The combination of intravenous ivosidenib and azacitidine produced deep and durable remissions associated with clearance of IDH1-mutated newly diagnosed acute myeloid leukemia (AML), according to results of the AGILE study presented at the 2022 American Society of Hematology Annual Meeting.
Ivosidenib is a potent oral targeted IDH1 mutation inhibitor that is approved by the U.S. Food and Drug Administration (FDA) as a monotherapy for treatment of relapsed/refractory AML and newly diagnosed AML in adults aged older than 75 years or those with comorbidities that preclude intensive chemotherapy. The FDA also recently approved the combination of ivosidenib and azacitidine in older or unfit patients with IDH1-mutated AML.
In the most recent data presented, researchers sought to characterize clonal evolution and relapse in newly diagnosed patients with IDH1-mutated AML treated with this combination.
Researchers used next-generation sequencing to assess 72 patients, 46 of whom had both baseline and longitudinal mutational data available.
The median follow-up was 366 days (range, 16-1,210 days), and the median number of baseline mutations was three (range, 1-10 mutations). Presence of baseline DNMT3A, TET2, and ASXL1 (DTA) mutations were not assessed for clearance due to potential clonal hematopoiesis, the authors noted.
Nearly two-thirds of patients (61%; n=28/46) had suppression of all baseline non-DTA mutations to below the limit of detection, including 65% of patients (n=22/34) who achieved a complete remission (CR) or CR with partial hematologic recovery (CRh). Among patients who did not achieve CR/CRh, the baseline mutation clearance rate was 60% (n=3/5), and among non-responders, the clearance rate was 50% (n=3/6).
To identify potential mechanisms of acquired resistance, on-treatment samples were analyzed for the emergence of mutations not detected at baseline. Emerging mutations were identified in nearly half of patients (48%; n=22/46), with a median of two emerging mutations per patient (range, 1-6 mutations). Two patients (4%) had emerging mutations in IDH2 and discontinued treatment due to adverse events and stable disease, respectively. No second-site IDH1 mutations occurred.
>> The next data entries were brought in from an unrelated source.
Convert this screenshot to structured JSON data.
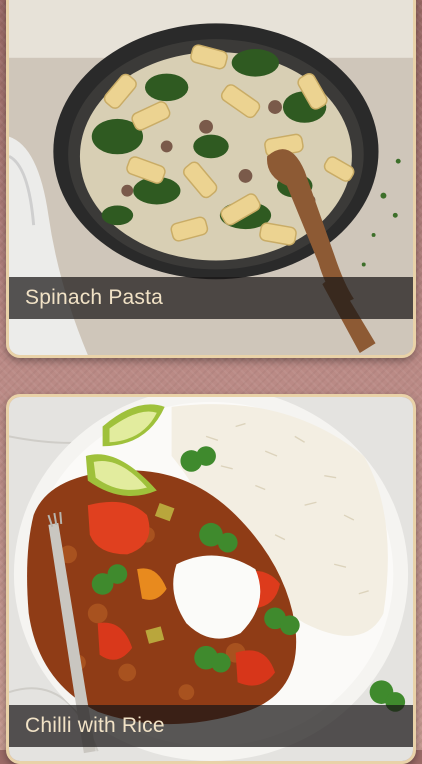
{
  "recipes": [
    {
      "title": "Spinach Pasta",
      "image": "spinach-pasta-photo"
    },
    {
      "title": "Chilli with Rice",
      "image": "chilli-with-rice-photo"
    }
  ],
  "colors": {
    "background": "#b98884",
    "card_border": "#e9d2a8",
    "caption_text": "#f1e2c6",
    "caption_bg": "#191616"
  }
}
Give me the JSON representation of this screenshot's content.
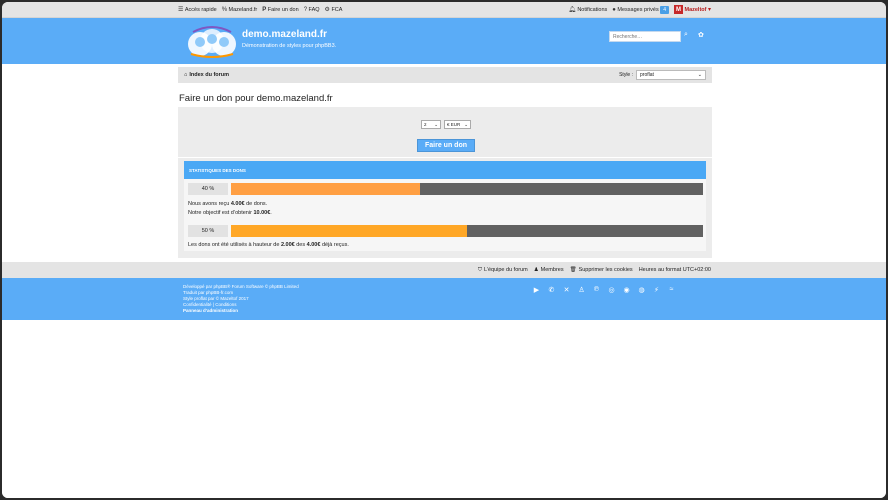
{
  "topbar": {
    "quick_access": "Accès rapide",
    "site_link": "Mazeland.fr",
    "donate_link": "Faire un don",
    "faq": "FAQ",
    "fca": "FCA",
    "notifications": "Notifications",
    "messages": "Messages privés",
    "messages_count": "4",
    "user_initial": "M",
    "username": "Mazeltof"
  },
  "header": {
    "title": "demo.mazeland.fr",
    "description": "Démonstration de styles pour phpBB3.",
    "search_placeholder": "Recherche…"
  },
  "navbar": {
    "breadcrumb": "Index du forum",
    "style_label": "Style :",
    "style_value": "proflat"
  },
  "page": {
    "title": "Faire un don pour demo.mazeland.fr"
  },
  "donate": {
    "amount": "2",
    "currency": "€ EUR",
    "button": "Faire un don"
  },
  "stats": {
    "heading": "STATISTIQUES DES DONS",
    "goal_pct_label": "40 %",
    "goal_pct": 0.4,
    "received_prefix": "Nous avons reçu ",
    "received_amount": "4.00€",
    "received_suffix": " de dons.",
    "goal_prefix": "Notre objectif est d’obtenir ",
    "goal_amount": "10.00€",
    "goal_suffix": ".",
    "used_pct_label": "50 %",
    "used_pct": 0.5,
    "used_prefix": "Les dons ont été utilisés à hauteur de ",
    "used_amount": "2.00€",
    "used_mid": " des ",
    "used_total": "4.00€",
    "used_suffix": " déjà reçus."
  },
  "footer_nav": {
    "team": "L’équipe du forum",
    "members": "Membres",
    "delete_cookies": "Supprimer les cookies",
    "timezone": "Heures au format UTC+02:00"
  },
  "footer": {
    "line1": "Développé par phpBB® Forum Software © phpBB Limited",
    "line2": "Traduit par phpBB-fr.com",
    "line3": "Style proflat par © Mazeltof 2017",
    "privacy": "Confidentialité",
    "sep": " | ",
    "terms": "Conditions",
    "admin": "Panneau d’administration"
  },
  "colors": {
    "brand_blue": "#5aacf7",
    "bar_goal": "#ff9f43",
    "bar_used": "#ffa726",
    "bar_bg": "#616161"
  },
  "social_icons": [
    "youtube-icon",
    "whatsapp-icon",
    "x-icon",
    "snapchat-icon",
    "pinterest-icon",
    "instagram-icon",
    "github-icon",
    "discord-icon",
    "deviantart-icon",
    "rss-icon"
  ]
}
Among the 10 patients who discontinued treatment following an objective response due to relapse, longitudinal samples were available for eight of those patients. Emerging mutations were detected in six of these patients (75%). Genes with emerging mutations recurrently associated with relapse included ASXL1, FLT3, RUNX1, and TET2 (occurring in two patients each). IDH1 mutation was not detected at relapse in six patients (75%). Among the two relapses that occurred in the absence of emerging mutations, one was associated with expansion of a baseline FLT3-ITD subclone, and the other was not associated with any new emerging or expanding mutations.
“To date, no second-site IDH1 mutations have been observed, but mutations in other genes, including IDH2, can emerge and may provide an opportunity for relapse,” the researchers concluded. “Further study is needed to better characterize mechanisms of relapse to ivosidenib plus azacitidine.”
Döhner H, Marchione DM, Choe S, et al. Molecular characterization of clinical response and relapse in patients with IDH1m ND-AML treated with ivo+AZA in the AGILE study. Abstract #223. Presented at the 64th ASH Annual Meeting and Exposition; December 10-13, 2022; New Orleans, Louisiana.